I have some passing knowledge of the Martian Manhunter, having done (with Tom Mandrake) a series starting back in 1998 so I have a thought or two on this subject. Last week I explained some of my thinking in creating Amanda Waller so this seems a good point to explain some of my thinking on working with J’Onn J’Onzz.

Goyer and I are in small agreement: I also felt that in many ways the Martian Manhunter was a green clone of Superman. He had most of the same powers and, instead of Kryptonite, his weakness was fire. When Tom and I did our series, we wanted to focus on what made him and Superman different. The principal one was that, while born an alien, Kal-El came to earth as an infant and was raised as a human. His values are Midwestern values. J’Onn came to earth as an adult; he was raised in a Martian culture. He’s not American; he is fundamentally alien – a Martian.

Tom and I decided we would investigate and explore Martian culture in our version. He was telepathic; his race was telepathic. What did that mean? What were the societal rules? Rape, for example, would not only be physical; it could be emotional and mental. On the flip side of the coin, sex would involve a melding of minds as well as a melding of bodies. With his race dead, J’Onn would be forever denied that. He could never again experience physical love on so deep a level.
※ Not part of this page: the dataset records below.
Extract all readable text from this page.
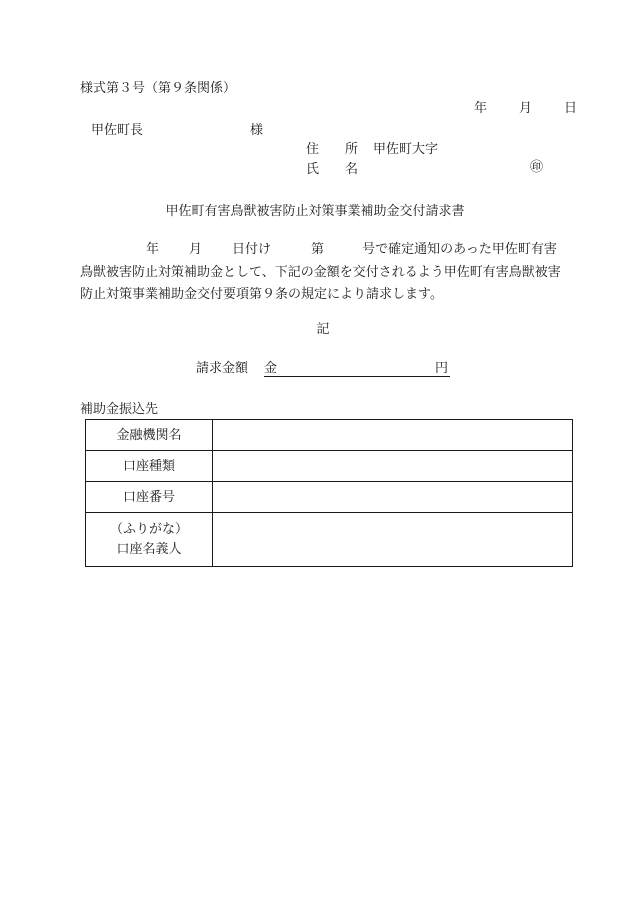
様式第３号（第９条関係）
年 月 日
甲佐町長	様
住　　所 甲佐町大字
氏　　名	㊞
甲佐町有害鳥獣被害防止対策事業補助金交付請求書
年 月 日付け	第	号で確定通知のあった甲佐町有害
鳥獣被害防止対策補助金として、下記の金額を交付されるよう甲佐町有害鳥獣被害
防止対策事業補助金交付要項第９条の規定により請求します。
記
請求金額 金	円
補助金振込先
金融機関名	
口座種類	
口座番号	

（ふりがな）
口座名義人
Martians could fly, levitate, and pass through walls; their houses would have no doors or windows or stairs.

J’Onn can turn invisible; we had it that, on arriving on Earth, he saw and experienced how violent and paranoid humans can be. He chose a persona that allowed him to act like a human in order to better understand who and what we were. We had him having several other human identities as well (credit where credit is due: Grant Morrison first brought up that concept).
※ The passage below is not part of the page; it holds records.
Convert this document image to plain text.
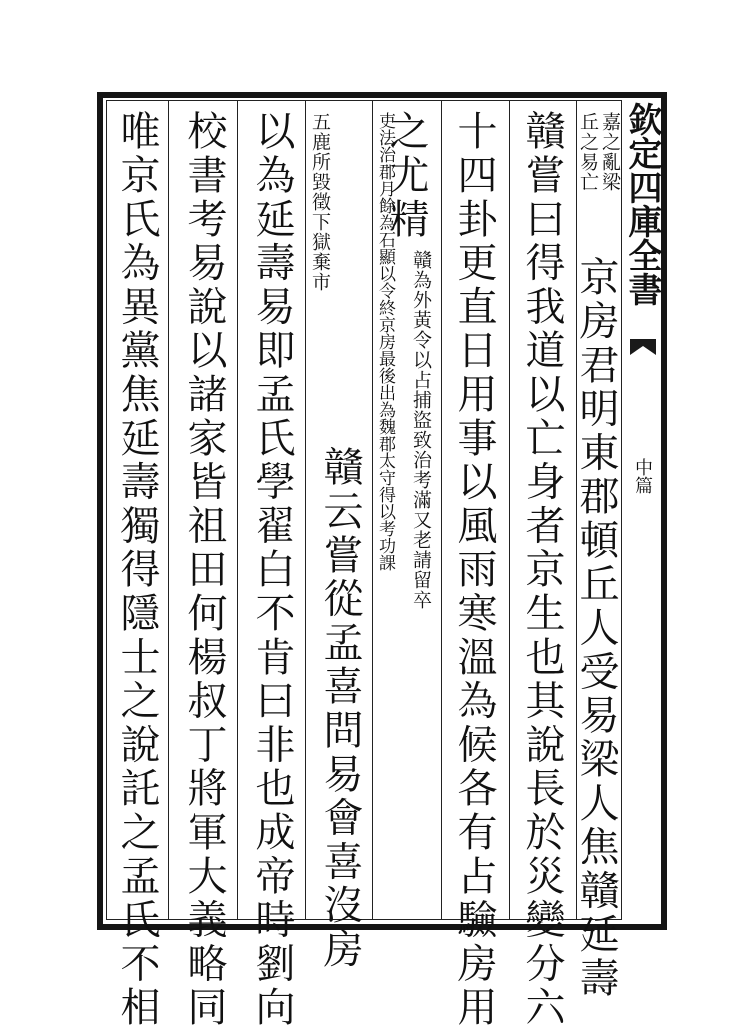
欽定四庫全書
中篇
嘉之亂梁
丘之易亡
京房君明東郡頓丘人受易梁人焦贛延壽
贛嘗曰得我道以亡身者京生也其說長於災變分六
十四卦更直日用事以風雨寒溫為候各有占驗房用
之尤精
贛為外黃令以占捕盜致治考滿又老請留卒
吏法治郡月餘為石顯以令終京房最後出為魏郡太守得以考功課
贛云嘗從孟喜問易會喜沒房
五鹿所毀徵下獄棄市
以為延壽易即孟氏學翟白不肯曰非也成帝時劉向
校書考易說以諸家皆祖田何楊叔丁將軍大義略同
唯京氏為異黨焦延壽獨得隱士之說託之孟氏不相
The idea that he would be grown from a Petri dish is not an uninteresting idea for a character; it’s just not J’Onn J’Onzz. I talked last week about being true to the fundamental aspects of a character and, to my mind, Goyer’s take on the Manhunter from Mars isn’t it. (Sidenote: why is he the Martian Manhunter? Because there are already plenty of other Manhunters in the DCU.)

This might not matter but Goyer is right now the go-to writer for DC cinematic stories. If he has this little fundamental understanding of a mainstay DC character, how much will he have for other DC characters? It’s not that hard to check on what has been done; the Martian Manhunter entry on Wikipedia takes only a few minutes to read and its pretty accurate.

I also don’t understand the underlying contempt not only for J’Onn and the She-Hulk but for readers and fans of the characters. “How many who raised their hands have ever been laid?” Why did Goyer feel the need to get all William Shatner on folks? Why the snark… and sexist snark at that?

Maybe he just doesn’t like the color green. Let’s not ask him what he thinks about Kermit the Frog. I’m not sure I need his observations about Kermit and Miss Piggy.